— Здесь обе Ха, узнайте настоящую!

Все — настоящие. Других нет. Это ребенок войны: худенький, как щепка, отчаянно улыбающийся, загримированный, чтобы выглядеть румяным, с просящим взглядом: «Возьми меня!» Надо взять все двенадцать. Нет, и этого мало. А другие, которые в комнате, но не попали в рядок? А сотни вне этих побеленных стен, тысячи, оставшиеся без крова, без родителей, без теплой миски риса? Куда мне спрятаться от стольких кричащих глаз: «Возьми меня!» Двенадцать ждут, к которой из них я потянусь. Само протягивание к одной будет преступлением по отношению к остальным, ко всем детям Вьетнама. Я бы схватила первого попавшегося, если бы не цепенела от ужаса, что отниму у других надежду на избавление.

Одна хитрушка в ряду понимает мое смятение и, чтобы не вышло какой-нибудь ошибки, предательски прыскает. Ке меня подталкивает к ней. Значит, это моя Ха. Обнимаю ее и смотрю на других. Каждая из них та же Ха, но с грустной улыбкой и грустными глазами.

В это время от другой стены отделяется женщина. Ке благоговейно произносит: «Мать Ха».

Я еще не успела ее увидеть, а уж плачу на ее плече. В это смутное мгновение вижу почему-то только руки, но по рукам вижу ее жизнь, характер и подлинный облик.

Руки не осмеливаются сделать ни малейшего движения.

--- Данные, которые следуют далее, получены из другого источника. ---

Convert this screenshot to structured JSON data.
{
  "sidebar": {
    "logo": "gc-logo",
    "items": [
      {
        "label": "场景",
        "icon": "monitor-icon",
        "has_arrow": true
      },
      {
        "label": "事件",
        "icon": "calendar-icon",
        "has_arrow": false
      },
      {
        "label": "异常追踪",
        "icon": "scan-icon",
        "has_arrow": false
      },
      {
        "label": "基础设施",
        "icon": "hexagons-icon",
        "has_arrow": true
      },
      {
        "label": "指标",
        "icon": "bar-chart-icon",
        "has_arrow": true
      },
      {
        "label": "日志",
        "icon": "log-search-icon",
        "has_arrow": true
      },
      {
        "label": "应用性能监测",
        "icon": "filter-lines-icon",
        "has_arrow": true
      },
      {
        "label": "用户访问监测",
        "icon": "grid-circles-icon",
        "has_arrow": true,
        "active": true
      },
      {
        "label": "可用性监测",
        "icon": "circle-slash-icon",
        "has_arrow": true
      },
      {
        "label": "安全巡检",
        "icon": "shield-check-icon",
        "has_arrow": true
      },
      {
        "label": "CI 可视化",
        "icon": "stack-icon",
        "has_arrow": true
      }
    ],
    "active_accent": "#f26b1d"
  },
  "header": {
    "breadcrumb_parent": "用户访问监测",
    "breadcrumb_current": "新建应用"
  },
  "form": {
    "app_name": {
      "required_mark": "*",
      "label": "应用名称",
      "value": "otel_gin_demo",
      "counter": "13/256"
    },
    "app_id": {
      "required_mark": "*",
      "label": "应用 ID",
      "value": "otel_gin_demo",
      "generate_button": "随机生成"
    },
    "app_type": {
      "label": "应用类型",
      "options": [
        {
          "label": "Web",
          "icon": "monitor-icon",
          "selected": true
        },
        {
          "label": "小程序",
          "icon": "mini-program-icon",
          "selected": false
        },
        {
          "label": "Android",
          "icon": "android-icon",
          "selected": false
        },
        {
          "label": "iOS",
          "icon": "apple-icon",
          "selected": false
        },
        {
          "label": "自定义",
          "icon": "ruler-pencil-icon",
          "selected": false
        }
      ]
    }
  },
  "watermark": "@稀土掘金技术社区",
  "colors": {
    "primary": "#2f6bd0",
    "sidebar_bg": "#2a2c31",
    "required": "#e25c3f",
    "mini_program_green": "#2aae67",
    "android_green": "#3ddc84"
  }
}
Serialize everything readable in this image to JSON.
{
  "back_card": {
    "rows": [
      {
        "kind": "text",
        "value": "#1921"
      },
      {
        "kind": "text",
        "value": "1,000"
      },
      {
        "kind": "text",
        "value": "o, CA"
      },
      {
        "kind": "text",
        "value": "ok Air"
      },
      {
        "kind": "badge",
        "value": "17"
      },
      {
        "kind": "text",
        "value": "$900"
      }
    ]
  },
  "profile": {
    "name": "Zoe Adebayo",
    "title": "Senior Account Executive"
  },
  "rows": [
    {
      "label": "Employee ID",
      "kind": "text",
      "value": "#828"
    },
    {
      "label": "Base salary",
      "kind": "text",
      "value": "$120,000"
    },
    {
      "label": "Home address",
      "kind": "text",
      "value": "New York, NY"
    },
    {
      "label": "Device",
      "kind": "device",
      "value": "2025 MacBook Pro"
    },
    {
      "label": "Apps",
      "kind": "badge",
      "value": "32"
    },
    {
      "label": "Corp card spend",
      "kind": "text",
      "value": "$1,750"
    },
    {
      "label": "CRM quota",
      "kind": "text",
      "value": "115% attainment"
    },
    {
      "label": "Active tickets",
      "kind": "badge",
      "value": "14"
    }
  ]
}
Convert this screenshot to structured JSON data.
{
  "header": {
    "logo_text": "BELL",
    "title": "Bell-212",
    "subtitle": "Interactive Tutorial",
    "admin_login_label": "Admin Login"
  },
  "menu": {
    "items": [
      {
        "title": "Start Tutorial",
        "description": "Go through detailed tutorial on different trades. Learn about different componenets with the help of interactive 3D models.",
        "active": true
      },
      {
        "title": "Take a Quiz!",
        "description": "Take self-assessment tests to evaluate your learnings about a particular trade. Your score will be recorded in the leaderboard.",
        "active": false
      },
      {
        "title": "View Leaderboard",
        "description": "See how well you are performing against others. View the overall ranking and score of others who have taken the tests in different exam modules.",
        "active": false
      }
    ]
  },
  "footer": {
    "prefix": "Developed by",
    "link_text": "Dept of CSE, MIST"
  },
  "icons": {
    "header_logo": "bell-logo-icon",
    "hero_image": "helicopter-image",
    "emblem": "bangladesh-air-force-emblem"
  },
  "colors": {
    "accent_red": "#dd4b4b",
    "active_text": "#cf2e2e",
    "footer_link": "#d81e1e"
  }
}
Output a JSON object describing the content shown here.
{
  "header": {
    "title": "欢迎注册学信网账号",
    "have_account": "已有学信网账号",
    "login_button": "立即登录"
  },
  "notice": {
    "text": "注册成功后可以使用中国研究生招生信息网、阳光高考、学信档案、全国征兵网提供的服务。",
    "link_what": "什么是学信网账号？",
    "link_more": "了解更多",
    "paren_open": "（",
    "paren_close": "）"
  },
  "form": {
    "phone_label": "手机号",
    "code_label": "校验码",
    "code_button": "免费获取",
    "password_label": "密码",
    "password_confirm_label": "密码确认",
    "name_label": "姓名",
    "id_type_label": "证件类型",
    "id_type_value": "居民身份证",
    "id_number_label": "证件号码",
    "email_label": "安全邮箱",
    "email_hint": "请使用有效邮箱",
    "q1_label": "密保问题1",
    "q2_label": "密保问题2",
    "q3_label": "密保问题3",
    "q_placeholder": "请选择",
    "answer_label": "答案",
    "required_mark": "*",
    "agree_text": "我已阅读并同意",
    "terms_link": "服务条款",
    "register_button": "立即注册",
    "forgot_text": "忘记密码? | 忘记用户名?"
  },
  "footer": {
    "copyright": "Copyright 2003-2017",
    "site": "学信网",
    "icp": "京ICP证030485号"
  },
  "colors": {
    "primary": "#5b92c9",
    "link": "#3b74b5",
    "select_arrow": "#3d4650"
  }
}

Берут мою ладонь для рукопожатия и держат ее как хрупкий сосуд. Слышу владеющий собой, спокойный голос:

— Сестра!

Поднимаю голову и встречаюсь с глазами, в которых тяжесть непролившихся слез. Прозрачна от худобы. «Сестра». Она приравняла, она подняла меня до себя. Тихим словом она сняла с меня проклятие бесплодности и сделала матерью.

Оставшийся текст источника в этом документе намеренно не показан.